К тому же София унаследовала боттичеллиевские волосы Эйнджел, а Фелисити не слишком хотелось видеть их и днем и ночью. Поэтому она просто клала фотографию лицом вниз после того, как горничная закончит уборку, а на следующий день горничная снова ее ставила. Этот компромисс всех устраивал.

Фелисити переехала в “Золотую чашу” с жестокой простудой. Из-за слабости и болей в животе она оказалась в большей зависимости от распоряжений сестры Доун, чем ей хотелось. Когда она поправилась, то обнаружила, что ее жизнь расписана до мелочей в соответствии с удобствами “Золотой чаши”, а не с ее, Фелисити, желаниями, — например, за нее решили, когда ей будут подавать в ее люкс завтрак, когда забирать грязное белье и приносить чистое, сколько времени она может проводить в библиотеке, когда ее ожидают на сеансах групповой терапии и так далее. Фелисити пожаловалась доктору Бронстейну; он задумался и потом загадочно произнес:

— Очень странно: когда люди переезжают жить в “Золотую чашу”, многие болеют и чувствуют себя беспомощными.

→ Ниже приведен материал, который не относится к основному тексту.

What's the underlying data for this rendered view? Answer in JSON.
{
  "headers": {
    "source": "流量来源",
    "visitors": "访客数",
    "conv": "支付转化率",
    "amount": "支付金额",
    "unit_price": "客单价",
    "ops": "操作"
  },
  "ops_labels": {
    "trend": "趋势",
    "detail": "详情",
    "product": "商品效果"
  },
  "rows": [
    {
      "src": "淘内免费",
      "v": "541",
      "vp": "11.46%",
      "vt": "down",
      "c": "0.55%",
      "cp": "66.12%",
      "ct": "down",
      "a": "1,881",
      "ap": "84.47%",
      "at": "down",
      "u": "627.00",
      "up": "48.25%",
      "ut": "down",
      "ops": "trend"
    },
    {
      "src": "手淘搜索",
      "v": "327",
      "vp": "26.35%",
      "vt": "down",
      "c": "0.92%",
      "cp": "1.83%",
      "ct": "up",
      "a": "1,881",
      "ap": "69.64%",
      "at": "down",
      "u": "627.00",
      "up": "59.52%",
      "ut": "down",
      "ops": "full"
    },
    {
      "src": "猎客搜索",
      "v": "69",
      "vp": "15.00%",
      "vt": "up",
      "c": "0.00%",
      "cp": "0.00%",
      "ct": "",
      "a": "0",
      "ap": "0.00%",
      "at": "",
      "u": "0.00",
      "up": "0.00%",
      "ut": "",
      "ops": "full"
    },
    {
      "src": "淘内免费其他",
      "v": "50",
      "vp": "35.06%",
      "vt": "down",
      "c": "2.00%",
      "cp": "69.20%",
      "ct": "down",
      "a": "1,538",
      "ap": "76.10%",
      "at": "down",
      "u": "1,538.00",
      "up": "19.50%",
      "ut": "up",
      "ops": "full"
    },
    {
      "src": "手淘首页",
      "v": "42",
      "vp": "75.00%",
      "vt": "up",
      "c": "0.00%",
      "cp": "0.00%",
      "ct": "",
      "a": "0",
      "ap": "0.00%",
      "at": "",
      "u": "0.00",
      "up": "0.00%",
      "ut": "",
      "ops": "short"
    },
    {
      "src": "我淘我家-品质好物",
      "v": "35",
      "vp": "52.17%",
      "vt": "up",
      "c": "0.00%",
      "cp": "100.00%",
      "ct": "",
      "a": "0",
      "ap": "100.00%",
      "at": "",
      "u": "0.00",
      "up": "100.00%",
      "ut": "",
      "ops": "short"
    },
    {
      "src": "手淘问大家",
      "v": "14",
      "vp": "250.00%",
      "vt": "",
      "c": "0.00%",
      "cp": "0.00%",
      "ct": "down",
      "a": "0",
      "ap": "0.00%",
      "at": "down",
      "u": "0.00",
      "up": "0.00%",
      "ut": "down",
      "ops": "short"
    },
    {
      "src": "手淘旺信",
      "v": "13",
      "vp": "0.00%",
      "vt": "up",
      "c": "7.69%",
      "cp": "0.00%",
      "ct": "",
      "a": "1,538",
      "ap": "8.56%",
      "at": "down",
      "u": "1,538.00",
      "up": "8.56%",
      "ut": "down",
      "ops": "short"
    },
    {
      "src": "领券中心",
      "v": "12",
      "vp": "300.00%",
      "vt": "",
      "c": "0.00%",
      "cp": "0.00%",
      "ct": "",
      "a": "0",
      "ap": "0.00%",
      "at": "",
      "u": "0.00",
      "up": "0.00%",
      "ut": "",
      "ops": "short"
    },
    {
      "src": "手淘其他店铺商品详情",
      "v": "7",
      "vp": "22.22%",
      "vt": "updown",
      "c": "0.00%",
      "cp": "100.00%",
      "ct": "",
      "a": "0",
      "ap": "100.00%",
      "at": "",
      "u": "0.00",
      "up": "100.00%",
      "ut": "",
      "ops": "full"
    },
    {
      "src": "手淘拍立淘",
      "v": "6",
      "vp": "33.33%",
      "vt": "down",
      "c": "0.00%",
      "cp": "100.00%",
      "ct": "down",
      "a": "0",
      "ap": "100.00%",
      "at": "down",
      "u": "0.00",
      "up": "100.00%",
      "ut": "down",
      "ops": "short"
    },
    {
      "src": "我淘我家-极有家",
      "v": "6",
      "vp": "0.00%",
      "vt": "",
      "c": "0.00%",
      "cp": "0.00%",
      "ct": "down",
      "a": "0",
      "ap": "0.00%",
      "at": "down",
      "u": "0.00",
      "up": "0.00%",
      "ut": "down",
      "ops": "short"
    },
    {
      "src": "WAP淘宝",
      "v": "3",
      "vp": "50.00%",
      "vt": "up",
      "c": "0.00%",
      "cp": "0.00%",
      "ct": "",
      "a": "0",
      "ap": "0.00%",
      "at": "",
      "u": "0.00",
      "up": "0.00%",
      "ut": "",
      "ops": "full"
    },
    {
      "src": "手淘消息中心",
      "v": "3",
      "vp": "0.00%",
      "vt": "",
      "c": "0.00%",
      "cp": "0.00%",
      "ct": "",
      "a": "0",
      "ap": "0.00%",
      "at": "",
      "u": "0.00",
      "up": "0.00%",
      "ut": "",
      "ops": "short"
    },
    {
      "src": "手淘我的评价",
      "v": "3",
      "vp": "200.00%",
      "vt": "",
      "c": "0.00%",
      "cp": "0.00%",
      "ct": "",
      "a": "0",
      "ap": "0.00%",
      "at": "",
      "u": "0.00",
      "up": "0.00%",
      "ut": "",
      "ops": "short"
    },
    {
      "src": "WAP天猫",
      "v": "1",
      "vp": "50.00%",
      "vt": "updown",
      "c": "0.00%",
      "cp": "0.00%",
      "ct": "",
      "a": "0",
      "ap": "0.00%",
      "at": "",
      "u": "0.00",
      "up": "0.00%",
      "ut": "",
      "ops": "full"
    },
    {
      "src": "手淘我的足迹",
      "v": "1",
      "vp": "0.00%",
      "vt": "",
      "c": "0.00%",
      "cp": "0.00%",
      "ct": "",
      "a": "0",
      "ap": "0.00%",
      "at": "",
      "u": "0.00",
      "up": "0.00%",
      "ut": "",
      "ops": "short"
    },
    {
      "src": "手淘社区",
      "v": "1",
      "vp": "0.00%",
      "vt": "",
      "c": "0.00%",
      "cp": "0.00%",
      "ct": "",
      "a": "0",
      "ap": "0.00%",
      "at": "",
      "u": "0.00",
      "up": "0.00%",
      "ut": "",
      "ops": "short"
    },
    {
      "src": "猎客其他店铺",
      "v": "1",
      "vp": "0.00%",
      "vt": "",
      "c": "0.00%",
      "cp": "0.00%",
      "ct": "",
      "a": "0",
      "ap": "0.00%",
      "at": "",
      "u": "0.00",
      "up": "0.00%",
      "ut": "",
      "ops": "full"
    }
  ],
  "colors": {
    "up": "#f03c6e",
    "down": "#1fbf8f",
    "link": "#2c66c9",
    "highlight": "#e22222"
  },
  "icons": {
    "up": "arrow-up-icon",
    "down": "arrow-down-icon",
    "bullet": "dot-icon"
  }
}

— Вряд ли это подстроено, — возразила Фелисити. — Никто здесь не заставит нас болеть нарочно.

— Как знать.

Едва Фелисити полегчало, как она вышла пить утренний кофе в гостиную. Ей хотелось общества. Она села за столик к доктору Бронстейну и мисс Кларе Крофт. Они улыбнулись ей приветливо и опустили свои журналы. Мисс Крофт, как оказалось, в тридцатые годы работала корреспондентом “Пост”, сейчас у нее сильно испортилось зрение; за кофе она листала последний номер “Вог”. На ее лице был толстый слой яркого, грубо наложенного макияжа, жидкие волосы заплетены в тоненькие косички, и эти косички свисают с черепа, спина колесом. Фелисити заключила, что Клара, как и многие женщины, не пытающиеся противостоять естественным процессам разрушения, не принимала заместительных гормонов. Доктор Бронстейн был элегантен и читал “Харперс”, правда с помощью лупы. Сестра Доун крутилась и вертелась возле них, старалась подслушать.